L'équipe provençale des Cahiers du Témoignage chrétien obtient le 9 septembre 1944 l'autorisation de faire paraître un quotidien sous le titre Le Méridional. Le premier numéro paraît le 11 septembre.

Le titre et le sous-titre résument la position du journal face au travail féminin. La femme est une mère et sa place est au foyer.

Le chapeau de l'article et éligibles au même titre que les hommes. Le chapeau de l'article fait le lien entre l'accès des femmes à la citoyenneté et le bouleversement possible des rôles masculin et féminin. Le Méridional semble avoir des difficultés à admettre que les femmes sont électrices et éligibles, au même titre que les hommes. La question est tranchée depuis l'ordonnance du 21 avril 1944. À la date de l'article, l'inscription des femmes sur les listes électorales est en cours ; les partis politiques réfléchissent à la stratégie à adopter face aux nouvelles électrices. Face à ces mutations, l'article veut rappeler ce qu'il appelle « des vérités élémentaires ».

Le premier paragraphe reprend la position des groupes familialistes sur le travail des femmes. Il est envisageable pour une célibataire de travailler, en se cantonnant toutefois à des métiers compatibles avec une nature féminine marquée par la fragilité physique et psychologique. L'entre-deux-guerres a vu se développer à la fois le travail féminin, en particulier dans les classes moyennes, et le discours familialiste qui rend la mère de famille qui travaille responsable de tous les maux de la société. Le travail en usine est rejeté au nom de la spécificité de la nature féminine. Dès le XIXe siècle, hygiénistes et moralistes considéraient que ce type de travail faisait courir un danger physique et surtout moral à la femme, en particulier le travail de nuit. La vie de la paysanne et de la domestique ne semblait pas  receler les mêmes périls, sans doute parce que la femme restait confinée dans un espace mieux contrôlable. En usine, la femme peut nouer des relations amicales avec ses collègues, et acquérir une culture politique et syndicale, et donc, s'émanciper.

Le travail de la femme mariée et de la mère de famille en dehors du foyer est condamné sans appel : « Mais que l'épouse, et à plus forte raison la mère, sous la nécessité d'équilibrer un budget chancelant, se voit contrainte de déserter le foyer familial, il y a là une monstruosité. »

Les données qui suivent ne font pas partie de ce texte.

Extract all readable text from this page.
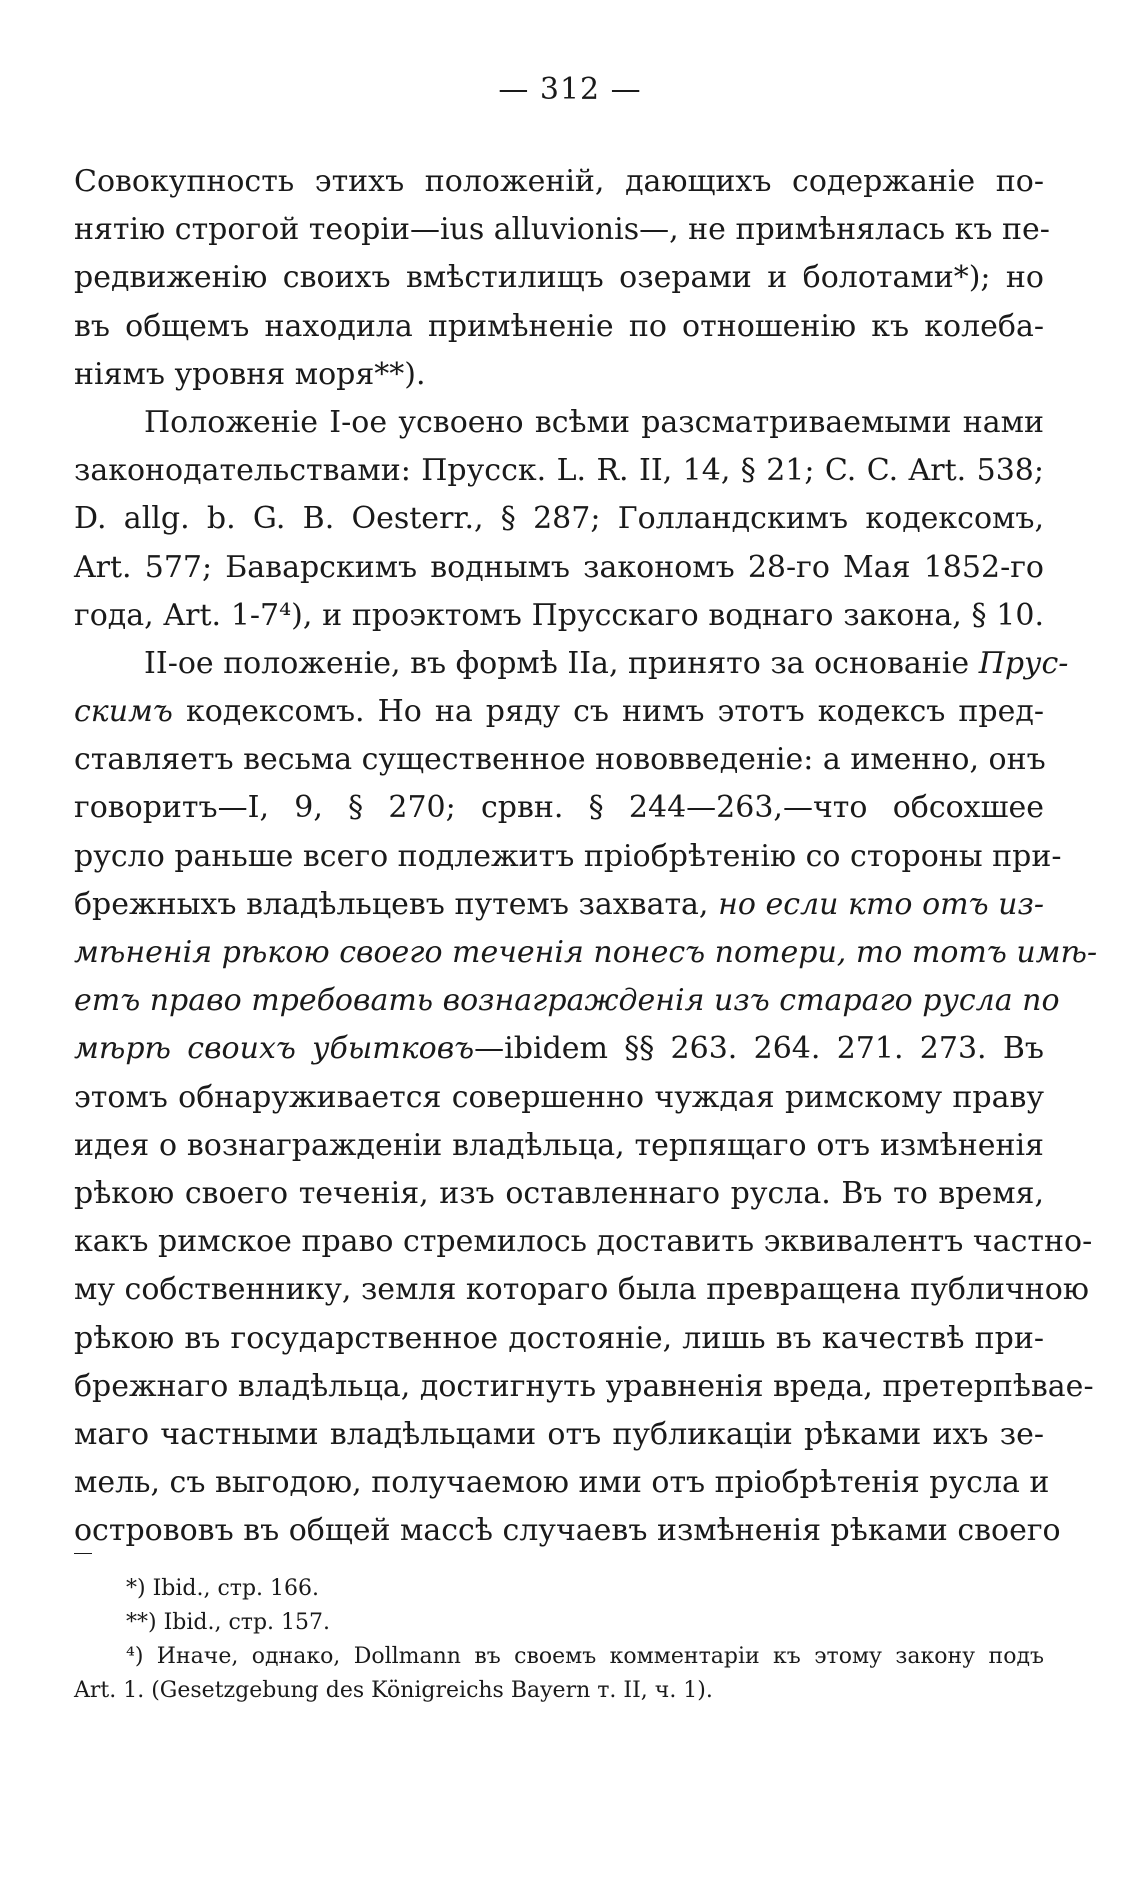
— 312 —
Совокупность этихъ положенiй, дающихъ содержанiе по-
нятiю строгой теорiи—ius alluvionis—, не примѣнялась къ пе-
редвиженiю своихъ вмѣстилищъ озерами и болотами*); но
въ общемъ находила примѣненiе по отношенiю къ колеба-
нiямъ уровня моря**).
Положенiе I-ое усвоено всѣми разсматриваемыми нами
законодательствами: Прусск. L. R. II, 14, § 21; C. C. Art. 538;
D. allg. b. G. B. Oesterr., § 287; Голландскимъ кодексомъ,
Art. 577; Баварскимъ воднымъ закономъ 28-го Мая 1852-го
года, Art. 1-7⁴), и проэктомъ Прусскаго воднаго закона, § 10.
II-ое положенiе, въ формѣ IIa, принято за основанiе Прус-
скимъ кодексомъ. Но на ряду съ нимъ этотъ кодексъ пред-
ставляетъ весьма существенное нововведенiе: а именно, онъ
говоритъ—I, 9, § 270; срвн. § 244—263,—что обсохшее
русло раньше всего подлежитъ прiобрѣтенiю со стороны при-
брежныхъ владѣльцевъ путемъ захвата, но если кто отъ из-
мѣненiя рѣкою своего теченiя понесъ потери, то тотъ имѣ-
етъ право требовать вознагражденiя изъ стараго русла по
мѣрѣ своихъ убытковъ—ibidem §§ 263. 264. 271. 273. Въ
этомъ обнаруживается совершенно чуждая римскому праву
идея о вознагражденiи владѣльца, терпящаго отъ измѣненiя
рѣкою своего теченiя, изъ оставленнаго русла. Въ то время,
какъ римское право стремилось доставить эквивалентъ частно-
му собственнику, земля котораго была превращена публичною
рѣкою въ государственное достоянiе, лишь въ качествѣ при-
брежнаго владѣльца, достигнуть уравненiя вреда, претерпѣвае-
маго частными владѣльцами отъ публикацiи рѣками ихъ зе-
мель, съ выгодою, получаемою ими отъ прiобрѣтенiя русла и
острововъ въ общей массѣ случаевъ измѣненiя рѣками своего
*) Ibid., стр. 166.
**) Ibid., стр. 157.
⁴) Иначе, однако, Dollmann въ своемъ комментарiи къ этому закону подъ
Art. 1. (Gesetzgebung des Königreichs Bayern т. II, ч. 1).
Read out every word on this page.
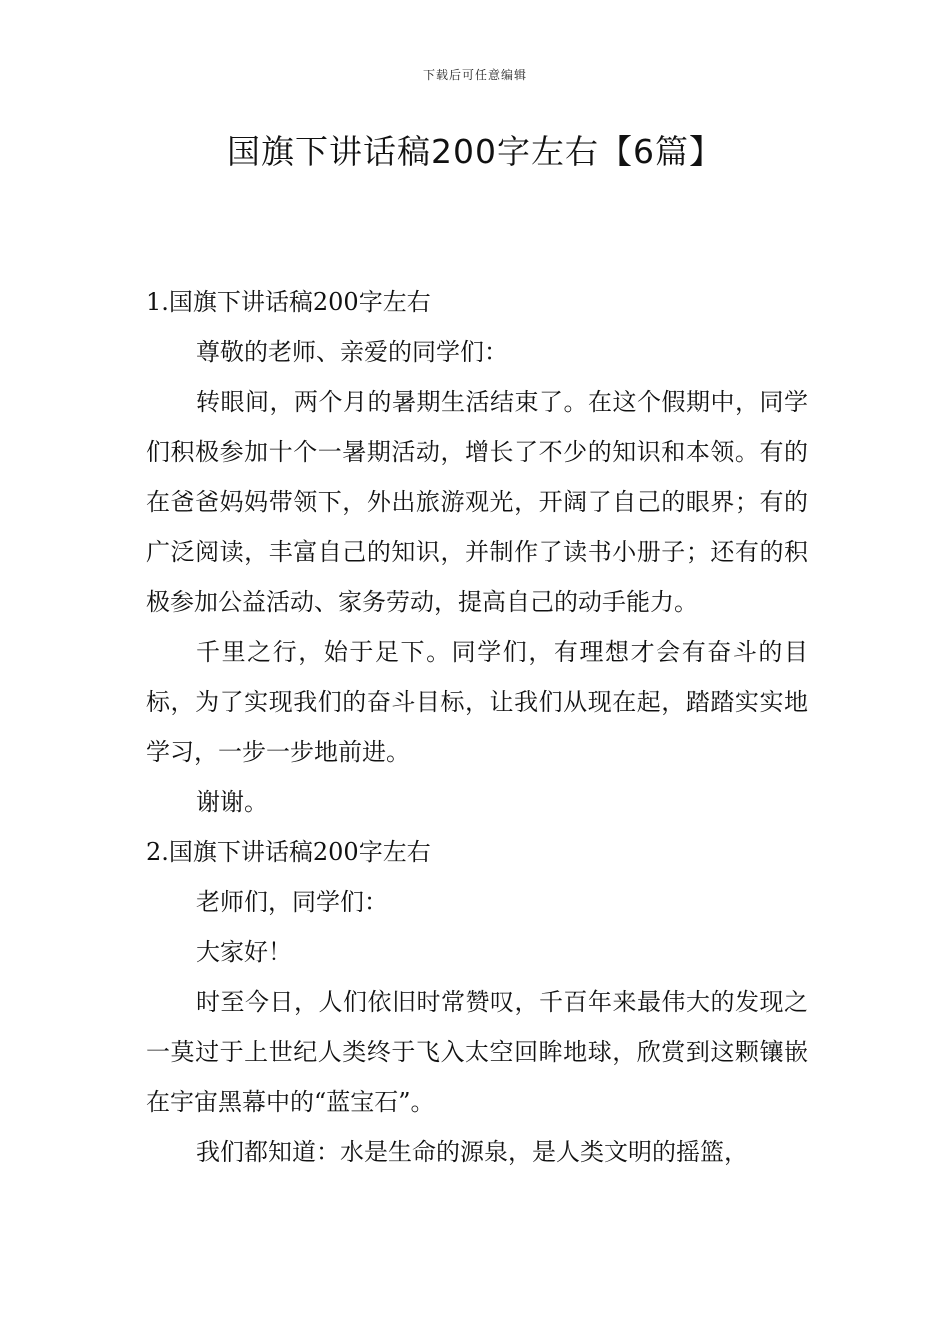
下载后可任意编辑
国旗下讲话稿200字左右【6篇】

1.国旗下讲话稿200字左右

尊敬的老师、亲爱的同学们：

转眼间，两个月的暑期生活结束了。在这个假期中，同学们积极参加十个一暑期活动，增长了不少的知识和本领。有的在爸爸妈妈带领下，外出旅游观光，开阔了自己的眼界；有的广泛阅读，丰富自己的知识，并制作了读书小册子；还有的积极参加公益活动、家务劳动，提高自己的动手能力。

千里之行，始于足下。同学们，有理想才会有奋斗的目标，为了实现我们的奋斗目标，让我们从现在起，踏踏实实地学习，一步一步地前进。

谢谢。

2.国旗下讲话稿200字左右

老师们，同学们：

大家好！

时至今日，人们依旧时常赞叹，千百年来最伟大的发现之一莫过于上世纪人类终于飞入太空回眸地球，欣赏到这颗镶嵌在宇宙黑幕中的“蓝宝石”。

我们都知道：水是生命的源泉，是人类文明的摇篮，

Dans un paragraphe de transition, l'article opère un glissement du travail des femmes en général au travail des ouvrières, introduit par le sous-titre « La nursery à l'usine ». Il amalgame deux émancipations distinctes : celle de la classe ouvrière et celle des femmes, et rejette tout projet qui pourrait améliorer les conditions de vie des ouvrières, mères de famille. En rejetant les crèches d'entreprises, l'auteur de l'article semble ignorer que la loi Enguerrand, certes peu appliquée, imposait, dès 1917, une chambre d'allaitement dans les entreprises et accordait deux heures et demie par jour aux travailleuses pour allaiter leur enfant. Dans un même souffle, l'auteur décrit une femme « rivée à une machine la journée durant », des enfants « enfermés dans une garderie sous la surveillance d'étrangères » et « le mari contraint de prendre son repas de midi à la cantine ». On ne sait si la gradation est montante ou descendante. Les conditions de vie réelles des familles ouvrières semblent quelque peu ignorées de l'auteur.

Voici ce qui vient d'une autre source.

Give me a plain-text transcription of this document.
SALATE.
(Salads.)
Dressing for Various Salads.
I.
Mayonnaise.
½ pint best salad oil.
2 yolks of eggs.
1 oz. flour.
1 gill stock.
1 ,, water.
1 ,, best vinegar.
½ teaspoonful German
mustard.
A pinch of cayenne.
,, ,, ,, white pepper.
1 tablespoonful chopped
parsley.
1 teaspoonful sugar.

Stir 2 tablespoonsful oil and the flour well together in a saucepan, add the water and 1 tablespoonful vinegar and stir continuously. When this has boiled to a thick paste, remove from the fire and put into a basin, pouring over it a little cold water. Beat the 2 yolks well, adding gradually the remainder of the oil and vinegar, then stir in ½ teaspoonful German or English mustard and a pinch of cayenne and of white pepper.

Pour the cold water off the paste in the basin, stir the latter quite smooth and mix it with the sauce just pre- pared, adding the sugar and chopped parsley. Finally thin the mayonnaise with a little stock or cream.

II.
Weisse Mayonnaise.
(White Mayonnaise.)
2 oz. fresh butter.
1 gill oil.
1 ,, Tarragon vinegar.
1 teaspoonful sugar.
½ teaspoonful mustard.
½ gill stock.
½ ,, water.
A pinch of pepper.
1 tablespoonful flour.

Le paragraphe suivant fait crédit à ceux qui professent des idées aussi contraires à la nature et à la morale de vouloir remédier à une situation de crise liée à la guerre. Une fois le pays reconstruit, la femme pourra rejoindre son foyer, « où se situe sa mission. » On retrouve le thème de la mission naturelle et immuable de la femme : être épouse et mère. Deux paragraphes reprennent les lieux communs de la mère, ange du foyer : « la mère absente, la maison est sans âme. »

La suite de l'article essaie de concilier principes idéologiques et contraintes matérielles. Le travail des femmes serait la défaite des hommes qui ne peuvent remplir dignement leur  rôle : recevoir un salaire suffisant pour que leur épouse et la mère de leurs enfants ne soit pas obligée de travailler en dehors de la maison. La femme doit également pouvoir donner tout la mesure de ses qualités domestiques en disposant d'un logement « clair et vaste. » Dans l'entre-deux -guerres, les infirmières-visiteuses et les assistantes sociales remarquaient que l'insalubrité et la surpopulation de très nombreux logements populaires mettaient les femmes qu'elles visitaient dans l'incapacité de mettre en pratique les recommandations élémentaires d'hygiène qu'elles leur prodiguaient.

L'article se termine par la reprise des revendications de la Ligue de la mère au foyer et du Mouvement populaire des familles. Andrée Butillard et Aimée Novo créent en 1925 l'Union féminine civique et sociale (UFCS), puis en 1933, la Ligue de la mère au foyer (supprimée en 1946), dont les objectifs sont ceux du catholicisme social. L'UFCS s'oppose fréquemment aux mouvements féministes favorables au vote des femmes et à la réforme du Code civil. L'UFCS et la Ligue de la mère au foyer soutiennent activement les thèmes de la révolution nationale et le maréchal Pétain. Le Mouvement populaire des familles apparaît en 1941, issu de la Ligue ouvrière chrétienne. Son journal, Monde ouvrier, accorde une place très importante aux conditions de vie et en particulier au ravitaillement, ce qui lui vaut d'être censuré. Son lectorat est estimé à 74 000 personnes en 1944. Les revendications présentées dans l'article sont celles portées par la Ligue de la mère au foyer. Elles consistent à salarier la mère au foyer à hauteur de 40 % du salaire moyen départemental et à attribuer des allocations familiales en fonction du nombre d'enfants. La mère percevrait elle-même ce salaire, sa vie durant, ce qui équivaut à lui assurer une certaine indépendance financière par rapport à son mari.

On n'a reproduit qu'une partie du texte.